Focus group responses received by Pew indicate that the insurance and thermostat scenarios hit respondents close to home.
“They don’t like the idea of places that used to seem very private, like their homes or their cars, being monitored,” he said. And because these are practices already commonplace, respondents may have already had to think through the implications.
Indeed, a recent Accenture study of 28,000 consumers in 28 countries found that security and privacy concerns are among the top reasons why people did not buy smart home and wearable products. Nearly half of respondents, 47 percent, cited this concern.
And many don’t trust that companies can protect the information they gather. Of those who would buy smart devices, nearly a quarter of people told Accenture that concerns about security breaches delayed their plans to do so. Eighteen percent said this worry prompted them to stop using smart devices altogether.
“When it comes to privacy and security issues, mainstream awareness has increased dramatically over the past 12-18 months,” said John Curran, global managing director at Accenture. “People are more generally aware that it’s something they should be thinking about.”
On the other hand, Pew posed a scenario that elicited a different response. The research group asked, if someone was stealing personal belongings from your workplace, would it be ok if the company installed a camera system with facial recognition technology to catch the thief — even if the company could hang onto the the footage for as long as it wanted and the feeds could also be used to track employee attendance and performance?
By a two-to-one margin, 54 percent to 24 percent, people said that arrangement was acceptable.
The focus groups suggested some respondents may have been driven by thoughts about who ultimately gets to make the final call in that scenario, not the actual privacy stakes. “There was one strain of thought that really said the workplace belongs to the boss — so it’s their domain and I don’t always get to assert the control I’d like,” Rainie said.
But, he added, even among those who were upset by the “big brother” aspect of the situation, few brought up concerns about the use of facial recognition technology, which has raised serious alarm bells for some privacy experts.

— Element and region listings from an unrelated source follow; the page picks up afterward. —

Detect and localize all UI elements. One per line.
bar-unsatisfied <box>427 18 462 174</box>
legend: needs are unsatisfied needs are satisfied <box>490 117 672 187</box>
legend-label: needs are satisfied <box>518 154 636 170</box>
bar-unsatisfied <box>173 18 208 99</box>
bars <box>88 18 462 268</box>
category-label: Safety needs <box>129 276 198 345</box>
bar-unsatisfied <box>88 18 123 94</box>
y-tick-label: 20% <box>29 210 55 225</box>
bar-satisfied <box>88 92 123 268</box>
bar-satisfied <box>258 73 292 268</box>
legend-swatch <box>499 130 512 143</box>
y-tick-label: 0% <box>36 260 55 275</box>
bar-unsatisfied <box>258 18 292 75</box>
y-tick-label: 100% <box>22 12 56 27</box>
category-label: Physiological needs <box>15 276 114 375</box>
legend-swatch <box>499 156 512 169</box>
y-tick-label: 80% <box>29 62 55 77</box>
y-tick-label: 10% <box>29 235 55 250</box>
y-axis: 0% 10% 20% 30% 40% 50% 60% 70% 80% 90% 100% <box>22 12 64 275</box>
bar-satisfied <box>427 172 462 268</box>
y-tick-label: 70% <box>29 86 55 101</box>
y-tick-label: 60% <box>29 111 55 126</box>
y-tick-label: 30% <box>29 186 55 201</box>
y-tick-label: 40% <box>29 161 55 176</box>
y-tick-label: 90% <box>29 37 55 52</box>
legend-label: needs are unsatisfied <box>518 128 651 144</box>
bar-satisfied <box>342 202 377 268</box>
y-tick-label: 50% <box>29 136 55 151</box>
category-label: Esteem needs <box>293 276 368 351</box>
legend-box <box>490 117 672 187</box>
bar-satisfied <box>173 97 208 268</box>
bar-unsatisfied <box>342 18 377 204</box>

While systems that rely on facial recognition technology are quietly being rolled out to do things like help retailers identify shoplifters, it’s “unlikely” people understand their full implications at this point, said Alvaro Bedoya, the executive director of Georgetown law school’s Center on Privacy and Technology. “Once someone has the ability to trace you by your face it erases a lot of the anonymity you have on and offline.”
Previous Pew surveys have found that very few people feel they have a lot of control over how data about them is collected or used. And in this latest report, the organization noted that focus groups were “much more likely to speak of the darker side of personal information tradeoffs” than their benefits.
“I really think that the next generation will not even understand the value of privacy,” one participant said. “Privacy will be a thing of the past.”